There’s a lot more to putting an election together than just setting up voting booths.
For Amanda Snyder, bilingual coordinator for the Ector County Elections office, one of her main duties is finding enough bilingual Election Day clerks to work during the Nov. 6 general election.
In total, the county needs 140 additional clerks to help man voting booths; 84 of those should be able to speak both English and Spanish. As of Tuesday, Snyder said she only needs 10 more bilingual clerks.
“But it’s always good to have reserves,” Snyder said. “Just in case anyone can’t show up.”
Ector County Elections Administrator Mitzi Scheible said the Texas Secretary of State’s office makes each county election office hire a certain number of bilingual clerks based on the number of registered voters with Hispanic surnames. The 84 needed for this year’s presidential election is based on two different factors: the increase in polling locations for the general election in comparison to the primary election; and because of the increase in the Hispanic population over the past couple of years.
If the county is unable to fulfill the requirement set by the Texas Secretary of State, Scheible said she would have to consolidate some precincts, bring them before the commissioners court for a vote, and then send the decision to the Department of Justice for approval.
“But that’s never happened before,” Snyder said.
In order to work on Election Day, Snyder said eligible participants have to undergo two different trainings: one on Tuesday and the other on Oct. 30. Both meetings are scheduled to start at 5:30 p.m. and finish at 7:30 p.m.

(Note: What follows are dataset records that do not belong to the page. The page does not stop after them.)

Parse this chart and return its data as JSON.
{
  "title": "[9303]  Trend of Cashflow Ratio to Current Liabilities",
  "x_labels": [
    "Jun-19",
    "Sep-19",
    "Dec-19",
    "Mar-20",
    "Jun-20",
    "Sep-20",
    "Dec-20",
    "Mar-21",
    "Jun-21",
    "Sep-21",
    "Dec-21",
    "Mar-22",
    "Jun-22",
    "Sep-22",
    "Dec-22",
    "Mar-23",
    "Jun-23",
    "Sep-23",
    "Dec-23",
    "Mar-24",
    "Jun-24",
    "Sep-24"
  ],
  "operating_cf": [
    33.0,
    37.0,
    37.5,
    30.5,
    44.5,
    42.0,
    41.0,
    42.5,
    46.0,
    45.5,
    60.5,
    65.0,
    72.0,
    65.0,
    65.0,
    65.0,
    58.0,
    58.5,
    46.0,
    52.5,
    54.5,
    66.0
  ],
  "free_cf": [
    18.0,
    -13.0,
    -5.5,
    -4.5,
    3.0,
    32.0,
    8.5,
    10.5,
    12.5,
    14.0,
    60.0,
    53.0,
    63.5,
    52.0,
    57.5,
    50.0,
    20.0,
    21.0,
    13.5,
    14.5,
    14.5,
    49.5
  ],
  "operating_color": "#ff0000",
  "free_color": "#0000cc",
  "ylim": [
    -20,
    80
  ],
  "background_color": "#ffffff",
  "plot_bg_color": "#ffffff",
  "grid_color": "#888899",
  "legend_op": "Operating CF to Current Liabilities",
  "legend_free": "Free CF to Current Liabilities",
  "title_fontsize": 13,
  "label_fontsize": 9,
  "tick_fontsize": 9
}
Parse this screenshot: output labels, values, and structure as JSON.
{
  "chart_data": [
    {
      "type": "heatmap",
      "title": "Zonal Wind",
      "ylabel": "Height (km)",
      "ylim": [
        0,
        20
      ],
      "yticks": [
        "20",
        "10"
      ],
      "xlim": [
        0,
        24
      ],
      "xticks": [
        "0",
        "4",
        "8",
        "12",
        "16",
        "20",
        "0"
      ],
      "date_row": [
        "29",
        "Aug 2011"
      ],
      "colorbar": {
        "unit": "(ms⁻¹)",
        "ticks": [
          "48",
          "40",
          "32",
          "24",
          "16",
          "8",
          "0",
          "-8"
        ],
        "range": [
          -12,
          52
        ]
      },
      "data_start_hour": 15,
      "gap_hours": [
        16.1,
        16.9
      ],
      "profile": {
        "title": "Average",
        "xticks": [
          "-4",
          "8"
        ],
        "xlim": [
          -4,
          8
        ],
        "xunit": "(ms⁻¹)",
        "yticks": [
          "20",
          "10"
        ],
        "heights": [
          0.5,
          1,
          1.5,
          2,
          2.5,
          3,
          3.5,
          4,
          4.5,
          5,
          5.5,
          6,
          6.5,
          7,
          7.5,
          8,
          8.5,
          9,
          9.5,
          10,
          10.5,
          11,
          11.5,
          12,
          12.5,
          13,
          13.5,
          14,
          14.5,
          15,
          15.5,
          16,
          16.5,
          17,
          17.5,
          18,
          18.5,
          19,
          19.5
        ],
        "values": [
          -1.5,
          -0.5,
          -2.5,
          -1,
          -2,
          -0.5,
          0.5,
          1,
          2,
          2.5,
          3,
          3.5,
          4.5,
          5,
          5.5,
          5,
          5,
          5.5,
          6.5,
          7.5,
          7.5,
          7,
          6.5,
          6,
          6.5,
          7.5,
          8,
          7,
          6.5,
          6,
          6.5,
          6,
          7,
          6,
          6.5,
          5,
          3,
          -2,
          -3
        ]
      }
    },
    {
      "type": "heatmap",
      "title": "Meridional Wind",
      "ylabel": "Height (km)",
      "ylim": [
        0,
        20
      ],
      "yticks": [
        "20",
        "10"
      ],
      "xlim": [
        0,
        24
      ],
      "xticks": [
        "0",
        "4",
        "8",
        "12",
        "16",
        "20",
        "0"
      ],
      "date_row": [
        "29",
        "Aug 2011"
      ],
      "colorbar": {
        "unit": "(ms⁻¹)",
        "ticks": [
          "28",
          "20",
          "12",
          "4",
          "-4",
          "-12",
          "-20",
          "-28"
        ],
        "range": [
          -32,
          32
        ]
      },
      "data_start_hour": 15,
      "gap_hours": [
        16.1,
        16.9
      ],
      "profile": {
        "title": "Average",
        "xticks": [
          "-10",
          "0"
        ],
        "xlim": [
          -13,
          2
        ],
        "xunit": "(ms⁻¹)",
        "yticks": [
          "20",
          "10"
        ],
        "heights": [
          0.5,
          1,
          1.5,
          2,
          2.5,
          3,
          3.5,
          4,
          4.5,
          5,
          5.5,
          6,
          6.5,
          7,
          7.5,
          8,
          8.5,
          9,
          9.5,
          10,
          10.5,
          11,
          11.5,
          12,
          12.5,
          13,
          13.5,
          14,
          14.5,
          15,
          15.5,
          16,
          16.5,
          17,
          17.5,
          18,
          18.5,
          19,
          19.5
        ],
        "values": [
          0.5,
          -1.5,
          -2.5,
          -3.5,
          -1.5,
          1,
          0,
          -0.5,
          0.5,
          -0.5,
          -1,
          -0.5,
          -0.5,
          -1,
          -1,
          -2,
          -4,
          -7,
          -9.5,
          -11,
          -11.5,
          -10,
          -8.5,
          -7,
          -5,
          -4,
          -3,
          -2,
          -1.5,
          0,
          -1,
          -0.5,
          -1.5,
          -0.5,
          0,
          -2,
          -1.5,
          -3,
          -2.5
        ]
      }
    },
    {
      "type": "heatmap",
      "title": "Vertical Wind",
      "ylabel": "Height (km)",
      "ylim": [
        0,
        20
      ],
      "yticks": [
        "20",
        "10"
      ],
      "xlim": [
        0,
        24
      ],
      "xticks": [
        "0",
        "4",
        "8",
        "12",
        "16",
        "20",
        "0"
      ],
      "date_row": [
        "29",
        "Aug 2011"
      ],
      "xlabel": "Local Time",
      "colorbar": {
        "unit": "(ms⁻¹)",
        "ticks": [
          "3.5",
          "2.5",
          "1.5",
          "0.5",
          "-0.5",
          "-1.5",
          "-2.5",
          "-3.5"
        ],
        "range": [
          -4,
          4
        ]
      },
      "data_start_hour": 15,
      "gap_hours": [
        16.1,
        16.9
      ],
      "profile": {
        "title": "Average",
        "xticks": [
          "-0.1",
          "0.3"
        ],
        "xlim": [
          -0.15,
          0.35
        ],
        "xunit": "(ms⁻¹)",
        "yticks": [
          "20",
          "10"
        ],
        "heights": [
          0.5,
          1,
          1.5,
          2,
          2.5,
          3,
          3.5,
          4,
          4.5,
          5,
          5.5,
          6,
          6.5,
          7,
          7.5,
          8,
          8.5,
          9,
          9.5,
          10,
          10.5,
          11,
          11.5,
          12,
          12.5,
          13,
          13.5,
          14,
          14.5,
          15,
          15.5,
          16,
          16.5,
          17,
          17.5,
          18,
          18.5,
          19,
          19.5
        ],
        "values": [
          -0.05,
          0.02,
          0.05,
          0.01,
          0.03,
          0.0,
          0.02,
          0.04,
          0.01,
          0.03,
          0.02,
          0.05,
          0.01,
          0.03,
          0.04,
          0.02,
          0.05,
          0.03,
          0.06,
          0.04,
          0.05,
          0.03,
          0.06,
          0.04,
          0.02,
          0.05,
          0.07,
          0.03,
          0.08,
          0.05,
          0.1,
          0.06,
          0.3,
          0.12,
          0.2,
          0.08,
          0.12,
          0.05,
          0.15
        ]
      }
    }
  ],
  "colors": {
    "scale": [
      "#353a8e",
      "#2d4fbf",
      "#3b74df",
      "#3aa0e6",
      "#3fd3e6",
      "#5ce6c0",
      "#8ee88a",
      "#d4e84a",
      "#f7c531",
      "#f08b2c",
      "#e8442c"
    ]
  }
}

The positions are open to anyone, including high school students who are at least 16 years old in age.
“They have to be in good standing with their school and must be approved by their principal and parents,” Snyder said, noting that she had six high school students who worked as clerks during the 2008 general election.
Scheible said the county also pays $9 an hour and first-time clerks would be stationed with people who have worked during an election before, helping ease any nerves someone might have.
“I will not put someone in a position … without someone who has worked at least three or four elections,” Scheible said.
Martha Hulsey, who said she’s been working during Election Day for “several years,” said she originally started when she was an elementary school teacher to teacher her students about civic duty.
Hulsey said the people that she meets during the election are knowledgeable and many clerks express interest in returning for another election.
“Most of the time, you see people who want to do it again and because they enjoyed there service,” Hulsey said. “Sometimes people don’t want to do it again, but that’s not very often.”